Pessoal ou impessoal

Todo autor de um texto científico já deve ter se perguntado: “devo escrever na primeira pessoa ou adotar um estilo mais impessoal?” E, de fato, essa é uma questão que aparece na maioria dos textos que eu reviso.

Certa vez, conversando um professor de metodologia científica, ouvi o seguinte conselho: “O trabalho é seu? Então assuma como suas as ideias que estão lá.” Por outro lado, muitos orientadores preferem que o texto de seus orientandos seja escrito do modo mais impessoal possível.

A discussão é grande a esse respeito e as normas da ABNT não dizem (nem deveriam dizer, aliás) em qual pessoa deve ser escrito o texto.

Há quem prefira o uso da primeira pessoa do singular, pois o texto foi escrito por alguém — que deve assumi-lo como seu. É isso o que faço neste texto (em todo caso, não é um artigo científico).

Por outro lado, há uma ideia de neutralidade muito arraigada nos meios acadêmicos. Segundo essa concepção, o autor deve dissimular sua opinião por meio de verbos na terceira pessoa — do singular ou do plural —, geralmente acompanhados do pronome “se”. Assim:

(1) “Neste trabalho, discute-se o tema da prescrição no direito tributário.”

(2) “No capítulo seguinte, analisar-se-ão [ou: serão analisadas] as implicações da análise gráfica para o mercado acionário.”

(3) “O presente capítulo trata dos efeitos da logística reversa na moderna concepção da administração empresarial.”

Com efeito, isso confere um estilo objetivo ao texto. Contudo, pode causar certa confusão, principalmente quando o autor passa a citar as discussões de outros estudos:

(4) “Este trabalho faz uma revisão bibliográfica dos estudos sobre o movimento sindical brasileiro a partir da redemocratização. A princípio, aborda-se o conjunto de trabalhos desenvolvidos no âmbito do curso de pós-graduação da Universidade […]. Um dos primeiros trabalhos a tratar da questão foi a tese de doutorado de [...], intitulada [...]. Esse trabalho discorre sobre as grandes greves ocorridas na região do ABCD paulista nos últimos anos do período ditatorial. Trata-se de um tema de grande interesse para a compreensão do período em questão.”

Sem dúvida, é relativamente fácil depreender do contexto quando o autor fala do seu estudo e quando fala da tese que está citando.

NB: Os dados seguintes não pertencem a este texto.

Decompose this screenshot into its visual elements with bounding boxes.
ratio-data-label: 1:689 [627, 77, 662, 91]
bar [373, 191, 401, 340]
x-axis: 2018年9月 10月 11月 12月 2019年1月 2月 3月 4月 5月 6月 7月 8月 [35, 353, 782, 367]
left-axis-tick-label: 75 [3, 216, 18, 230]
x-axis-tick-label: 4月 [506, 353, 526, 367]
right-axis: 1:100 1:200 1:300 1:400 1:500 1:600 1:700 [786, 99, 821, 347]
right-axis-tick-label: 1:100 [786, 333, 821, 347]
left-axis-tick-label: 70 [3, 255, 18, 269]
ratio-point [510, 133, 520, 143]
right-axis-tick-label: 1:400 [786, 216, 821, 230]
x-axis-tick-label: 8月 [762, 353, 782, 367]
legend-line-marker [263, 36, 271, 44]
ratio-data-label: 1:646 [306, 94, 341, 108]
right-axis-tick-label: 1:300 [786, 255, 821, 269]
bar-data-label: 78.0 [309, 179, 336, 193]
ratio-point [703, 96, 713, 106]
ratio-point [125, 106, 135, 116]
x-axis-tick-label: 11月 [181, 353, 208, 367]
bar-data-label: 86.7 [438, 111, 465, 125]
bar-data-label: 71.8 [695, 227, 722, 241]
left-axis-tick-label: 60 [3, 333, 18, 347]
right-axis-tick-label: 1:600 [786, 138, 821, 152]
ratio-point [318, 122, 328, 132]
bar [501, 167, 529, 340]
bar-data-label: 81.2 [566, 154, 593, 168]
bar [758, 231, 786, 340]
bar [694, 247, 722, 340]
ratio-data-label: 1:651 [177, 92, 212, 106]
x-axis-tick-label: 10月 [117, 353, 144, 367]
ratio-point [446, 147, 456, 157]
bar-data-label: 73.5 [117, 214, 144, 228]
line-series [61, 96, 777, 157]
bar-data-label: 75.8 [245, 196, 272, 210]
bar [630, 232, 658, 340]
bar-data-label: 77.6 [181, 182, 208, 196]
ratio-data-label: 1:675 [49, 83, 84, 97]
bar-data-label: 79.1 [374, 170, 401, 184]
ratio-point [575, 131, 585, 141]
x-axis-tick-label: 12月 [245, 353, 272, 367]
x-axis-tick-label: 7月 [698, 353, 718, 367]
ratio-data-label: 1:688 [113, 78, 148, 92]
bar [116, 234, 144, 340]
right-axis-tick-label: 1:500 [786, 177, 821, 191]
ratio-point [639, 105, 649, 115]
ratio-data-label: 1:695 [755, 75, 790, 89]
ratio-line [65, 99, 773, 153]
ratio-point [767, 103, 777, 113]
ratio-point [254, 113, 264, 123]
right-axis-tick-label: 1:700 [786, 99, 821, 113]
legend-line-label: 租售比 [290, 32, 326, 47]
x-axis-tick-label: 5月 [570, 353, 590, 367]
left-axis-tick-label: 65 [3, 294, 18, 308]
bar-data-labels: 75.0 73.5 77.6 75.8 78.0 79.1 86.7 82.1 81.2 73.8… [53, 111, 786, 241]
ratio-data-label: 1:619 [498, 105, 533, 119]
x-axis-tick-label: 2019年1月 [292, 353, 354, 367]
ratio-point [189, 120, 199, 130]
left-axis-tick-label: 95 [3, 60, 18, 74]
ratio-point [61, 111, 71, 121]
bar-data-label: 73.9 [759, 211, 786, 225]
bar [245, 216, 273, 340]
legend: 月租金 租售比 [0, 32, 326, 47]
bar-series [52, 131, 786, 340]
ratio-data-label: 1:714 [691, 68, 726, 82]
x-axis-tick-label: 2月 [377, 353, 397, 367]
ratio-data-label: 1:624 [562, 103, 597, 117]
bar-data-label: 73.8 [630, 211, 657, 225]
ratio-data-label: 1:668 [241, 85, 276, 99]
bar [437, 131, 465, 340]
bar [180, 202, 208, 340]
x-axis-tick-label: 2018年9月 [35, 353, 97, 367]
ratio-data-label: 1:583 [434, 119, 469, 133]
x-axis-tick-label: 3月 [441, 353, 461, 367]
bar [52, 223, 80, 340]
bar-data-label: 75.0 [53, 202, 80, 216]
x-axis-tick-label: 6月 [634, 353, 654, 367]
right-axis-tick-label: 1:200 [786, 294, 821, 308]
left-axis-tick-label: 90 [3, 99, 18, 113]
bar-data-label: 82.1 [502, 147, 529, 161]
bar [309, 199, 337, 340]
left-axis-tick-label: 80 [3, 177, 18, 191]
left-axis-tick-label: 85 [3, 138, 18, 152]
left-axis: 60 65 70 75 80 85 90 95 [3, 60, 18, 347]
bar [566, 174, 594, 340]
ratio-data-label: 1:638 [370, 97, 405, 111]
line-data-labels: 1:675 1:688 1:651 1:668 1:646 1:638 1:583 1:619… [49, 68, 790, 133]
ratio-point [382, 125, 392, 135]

Mesmo assim, algumas ambiguidades poderiam ser evitadas: por exemplo, substituindo-se a palavra “trabalho”, na penúltima frase do exemplo, por “tese” — além de ser necessário reescrever a última frase. Como se vê, o uso da terceira pessoa requer um cuidado maior.

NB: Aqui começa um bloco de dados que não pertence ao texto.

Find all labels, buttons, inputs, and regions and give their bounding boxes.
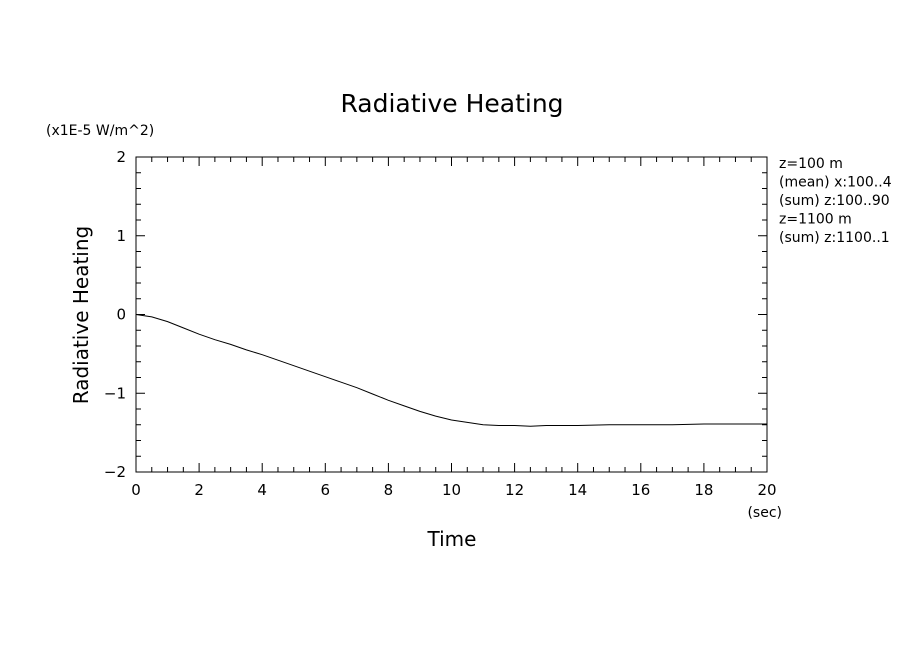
y-tick-label: 0 (116, 306, 126, 324)
x-tick-label: 18 (694, 481, 713, 499)
legend-entry: (sum) z:1100..1 (779, 230, 890, 246)
x-tick-label: 16 (631, 481, 650, 499)
chart-title: Radiative Heating (340, 89, 563, 118)
x-tick-label: 14 (568, 481, 587, 499)
x-tick-label: 4 (257, 481, 267, 499)
legend-entry: z=1100 m (779, 212, 852, 228)
y-tick-label: −1 (104, 384, 126, 402)
x-tick-label: 8 (384, 481, 394, 499)
x-tick-label: 20 (757, 481, 776, 499)
y-tick-label: −2 (104, 463, 126, 481)
axis-ticks (135, 156, 768, 473)
x-tick-label: 6 (321, 481, 331, 499)
legend-entry: z=100 m (779, 156, 843, 172)
y-tick-label: 1 (116, 227, 126, 245)
legend-entry: (sum) z:100..90 (779, 193, 890, 209)
series-line-0 (135, 314, 767, 427)
y-tick-label: 2 (116, 148, 126, 166)
x-axis-label: Time (427, 527, 477, 551)
y-axis-unit: (x1E-5 W/m^2) (46, 123, 154, 139)
x-tick-label: 10 (442, 481, 461, 499)
legend-entry: (mean) x:100..4 (779, 175, 892, 191)
x-tick-label: 12 (505, 481, 524, 499)
legend: z=100 m (mean) x:100..4 (sum) z:100..90 z=1… (779, 156, 892, 246)
series-lines (135, 314, 767, 427)
x-tick-label: 2 (194, 481, 204, 499)
y-axis-label: Radiative Heating (69, 226, 93, 405)
x-axis-unit: (sec) (747, 505, 782, 521)
x-tick-label: 0 (131, 481, 141, 499)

Por fim, há quem recomende a primeira pessoa do plural. Semanticamente, a primeira pessoa do plural é mais impessoal do que a primeira pessoa do singular, podendo ser usada sem as precauções da terceira pessoa.

De qualquer maneira, acima de tudo o que importa é seguir o mesmo padrão no texto inteiro. Ou seja: se o autor começou escrevendo na primeira ou na terceira pessoa, deve seguir escrevendo assim até o fim. Isso demonstra coerência — e esse é um dos maiores valores de um trabalho.